Berezovsky was one of many oligarchs who forced financial interests - expert
MOSCOW, November 30 - RAPSI. Many Russian influential businessmen lobbied interests in 1990s, and Boris Berezovsky was not the only one who did it, Russian legal expert Ilya Rachkov said on Tuesday, testifying in Berezovsky vs. Abramovich case in the London High Court of Justice.
"There were precedents before; so many Russian oligarchs were lobbying with exactly the same results. So there was a certain market, if you wish, for these lobbying services," Rachkov said.
The court began hearing Berezovsky's $5.5 billion lawsuit against Abramovich on October 4. Berezovsky seeks compensation for assets he was allegedly forced to sell to Abramovich between 2000 and 2003. The lawsuit was filed in 2007.
Boris Berezovsky claims in his lawsuit that Roman Abramovich intimidated him and his business partner Badri Patarkatsishvili into selling a number of assets, including a 43-percent interest in the Sibneft oil company and a stake in the Rusal aluminum group, at a fraction of their value.

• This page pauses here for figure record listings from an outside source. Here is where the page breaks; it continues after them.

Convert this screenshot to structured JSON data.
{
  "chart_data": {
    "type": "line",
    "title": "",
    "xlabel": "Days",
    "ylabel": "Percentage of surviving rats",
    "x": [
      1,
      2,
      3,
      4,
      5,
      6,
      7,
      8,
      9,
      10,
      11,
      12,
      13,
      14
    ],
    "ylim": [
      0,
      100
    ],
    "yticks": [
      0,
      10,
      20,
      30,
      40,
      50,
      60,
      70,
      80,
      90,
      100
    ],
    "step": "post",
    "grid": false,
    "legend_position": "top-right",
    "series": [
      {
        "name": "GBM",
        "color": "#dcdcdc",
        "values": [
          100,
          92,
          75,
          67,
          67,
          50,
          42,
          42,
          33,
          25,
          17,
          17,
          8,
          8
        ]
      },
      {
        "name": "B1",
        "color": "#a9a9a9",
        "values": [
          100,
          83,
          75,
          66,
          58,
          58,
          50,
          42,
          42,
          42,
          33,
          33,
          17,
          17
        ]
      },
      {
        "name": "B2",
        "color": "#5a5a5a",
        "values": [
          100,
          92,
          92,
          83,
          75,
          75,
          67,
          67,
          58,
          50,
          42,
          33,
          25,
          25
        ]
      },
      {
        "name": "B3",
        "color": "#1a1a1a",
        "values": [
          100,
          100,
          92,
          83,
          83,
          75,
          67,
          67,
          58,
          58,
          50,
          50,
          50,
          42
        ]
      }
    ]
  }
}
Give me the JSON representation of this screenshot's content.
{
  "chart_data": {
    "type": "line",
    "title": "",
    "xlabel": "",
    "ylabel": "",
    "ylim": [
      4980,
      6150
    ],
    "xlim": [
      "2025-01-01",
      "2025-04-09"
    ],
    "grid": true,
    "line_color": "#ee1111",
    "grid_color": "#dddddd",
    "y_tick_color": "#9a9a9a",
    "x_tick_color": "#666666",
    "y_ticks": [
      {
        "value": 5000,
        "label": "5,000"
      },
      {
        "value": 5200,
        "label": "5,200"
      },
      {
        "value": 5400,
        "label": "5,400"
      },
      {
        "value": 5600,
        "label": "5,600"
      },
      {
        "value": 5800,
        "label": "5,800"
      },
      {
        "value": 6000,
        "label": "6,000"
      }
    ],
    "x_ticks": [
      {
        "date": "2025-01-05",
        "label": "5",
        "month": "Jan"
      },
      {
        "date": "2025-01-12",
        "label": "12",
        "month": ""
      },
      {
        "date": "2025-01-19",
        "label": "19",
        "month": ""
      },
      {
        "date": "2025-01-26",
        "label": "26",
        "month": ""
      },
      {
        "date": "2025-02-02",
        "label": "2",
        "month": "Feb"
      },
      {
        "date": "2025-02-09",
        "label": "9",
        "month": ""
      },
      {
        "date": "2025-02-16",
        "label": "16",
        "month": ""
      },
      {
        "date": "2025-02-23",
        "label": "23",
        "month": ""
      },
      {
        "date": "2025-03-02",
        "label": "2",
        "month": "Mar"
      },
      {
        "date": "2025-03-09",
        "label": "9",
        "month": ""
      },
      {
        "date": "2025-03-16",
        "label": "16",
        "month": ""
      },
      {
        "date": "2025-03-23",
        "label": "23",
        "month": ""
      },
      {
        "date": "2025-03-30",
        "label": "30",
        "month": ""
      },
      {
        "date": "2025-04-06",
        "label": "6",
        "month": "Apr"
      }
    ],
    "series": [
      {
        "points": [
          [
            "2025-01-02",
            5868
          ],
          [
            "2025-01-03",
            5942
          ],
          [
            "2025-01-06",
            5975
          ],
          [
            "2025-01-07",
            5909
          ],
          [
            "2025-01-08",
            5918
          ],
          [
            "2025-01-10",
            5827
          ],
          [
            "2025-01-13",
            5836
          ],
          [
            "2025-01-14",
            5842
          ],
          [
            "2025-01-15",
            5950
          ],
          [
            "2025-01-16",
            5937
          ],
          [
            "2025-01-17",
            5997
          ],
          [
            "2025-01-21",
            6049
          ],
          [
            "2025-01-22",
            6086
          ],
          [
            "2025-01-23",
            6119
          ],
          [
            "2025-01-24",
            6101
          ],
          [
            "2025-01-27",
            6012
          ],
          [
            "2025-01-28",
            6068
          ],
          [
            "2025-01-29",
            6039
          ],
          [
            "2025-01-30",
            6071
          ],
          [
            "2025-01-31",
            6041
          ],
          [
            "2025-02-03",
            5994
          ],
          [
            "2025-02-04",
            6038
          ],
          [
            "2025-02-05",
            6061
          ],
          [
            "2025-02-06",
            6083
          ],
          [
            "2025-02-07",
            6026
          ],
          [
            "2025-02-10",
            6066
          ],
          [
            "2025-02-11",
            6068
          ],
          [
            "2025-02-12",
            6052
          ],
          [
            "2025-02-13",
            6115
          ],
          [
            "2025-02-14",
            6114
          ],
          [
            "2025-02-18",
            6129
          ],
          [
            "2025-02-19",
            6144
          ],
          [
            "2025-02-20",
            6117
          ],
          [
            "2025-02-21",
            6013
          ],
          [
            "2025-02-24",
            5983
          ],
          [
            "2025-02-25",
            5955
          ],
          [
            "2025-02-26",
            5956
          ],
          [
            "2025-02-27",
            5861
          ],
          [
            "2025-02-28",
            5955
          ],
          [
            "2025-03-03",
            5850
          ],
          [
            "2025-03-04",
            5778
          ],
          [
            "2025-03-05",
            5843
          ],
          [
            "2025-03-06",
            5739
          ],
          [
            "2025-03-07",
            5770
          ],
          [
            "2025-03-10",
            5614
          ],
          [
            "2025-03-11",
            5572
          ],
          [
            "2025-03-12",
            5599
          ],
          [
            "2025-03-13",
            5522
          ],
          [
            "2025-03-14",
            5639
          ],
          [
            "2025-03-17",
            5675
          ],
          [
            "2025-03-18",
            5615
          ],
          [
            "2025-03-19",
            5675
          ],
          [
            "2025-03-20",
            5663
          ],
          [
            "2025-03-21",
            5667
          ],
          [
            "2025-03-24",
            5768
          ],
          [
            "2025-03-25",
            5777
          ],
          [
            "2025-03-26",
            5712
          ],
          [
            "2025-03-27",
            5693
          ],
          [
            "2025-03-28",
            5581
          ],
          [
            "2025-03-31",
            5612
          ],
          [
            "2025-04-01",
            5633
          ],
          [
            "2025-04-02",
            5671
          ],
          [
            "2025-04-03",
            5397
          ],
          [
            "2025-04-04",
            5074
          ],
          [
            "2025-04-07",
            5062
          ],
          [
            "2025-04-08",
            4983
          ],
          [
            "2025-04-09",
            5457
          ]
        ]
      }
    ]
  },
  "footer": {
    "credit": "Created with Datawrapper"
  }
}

Abramovich challenged the statement that Berezovsky owned stakes in these companies. Chelsea football club owner said he paid millions of dollars to Berezovsky only for political protection.
Abramovich earlier agreed that Berezovsky played a key role in Sibneft acquisition and said he would have never gained control over the oil company without Berezovsky. Abramovich said Berezovsky was "a water breaker who settled all troubles."
One of the major issues occasionally addressed by the court when hearing witnesses in the trial is the lack of documents confirming parties' responsibilities in the Sibneft acquisition. Furthermore, the court has not yet succeeded in identifying the origin and purpose of payments made to Berezovsky. Meanwhile, both parties confirmed that
Berezovsky received money from Abramovich.
Jonathan Sumption, QC for Abramovich, who questioned Rachkov, asked him what was the basis for the partnership agreement under which one party committed to render some lobbying services, while the other party was virtually unable to prove whether these services were provided or not.
"I think in this case the parties well understood their duties. As Berezovsky is not a new man in business he knew what exactly he was to do when it comes to lobbying," Rachkov said.